None of these techniques, however, have developed enough or in some cases the right information about a particular club to enable one to accurately and completely duplicate the club so that the duplicate club performs and feels like the club being duplicated.
Also, none of these techniques have developed enough or in some cases the right information about a particular club to enable one to accurately and completely match other clubs in a set so that matched club(s) perform and feel like the first club.
Particularly, the prior art has not recognized that club or shaft selectivity (or damping factor or bandwidth) are important to the proper selection of a club for a particular player. The art has not related a golf club's ability to perform to its capacity to forgive off-speed swings.

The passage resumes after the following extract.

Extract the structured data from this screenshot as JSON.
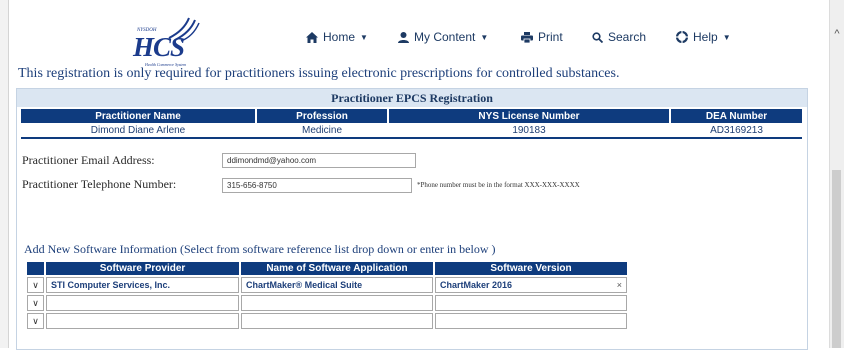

Moreover, the art has not adequately addressed the issue of how to select a "pattern" club so as to produce a set of clubs appropriate for a particular individual. It has been left up to a player or his teacher or clubfitter to attempt to select an initial club for replication throughout a set of golf clubs.
Accordingly, it is an object of the present invention to develop a method and device to either duplicate a golf club or to produce a matched set of clubs so that the golfer using the produced clubs can not tell the difference between the clubs.
It is a further object to differentiate golf clubs based upon their selectivity for forgiving off-speed swings.
It is a still further object to scientifically determine which golf club of a series has the appropriate selectivity for a particular golfer.
It is another object of this invention to alter a golf club's selectivity by selection of shaft material and shaft construction methods and to alter Q of existing clubs by changing clubhead weight and grip hardness.
It is an object of this invention to measure a golfer's swing speeds with a multiplicity of test clubs and to perform statistical calculations and a device for measuring, storing, calculating and displaying swing speed characteristics such as mean speed for swings taken with each test club and the statistical variation, sigma, of a normal distribution of the same swings. The optimum test club frequency is revealed by these statistics: the best club is associated with the highest average swing speed of each sample and the lowest sigma.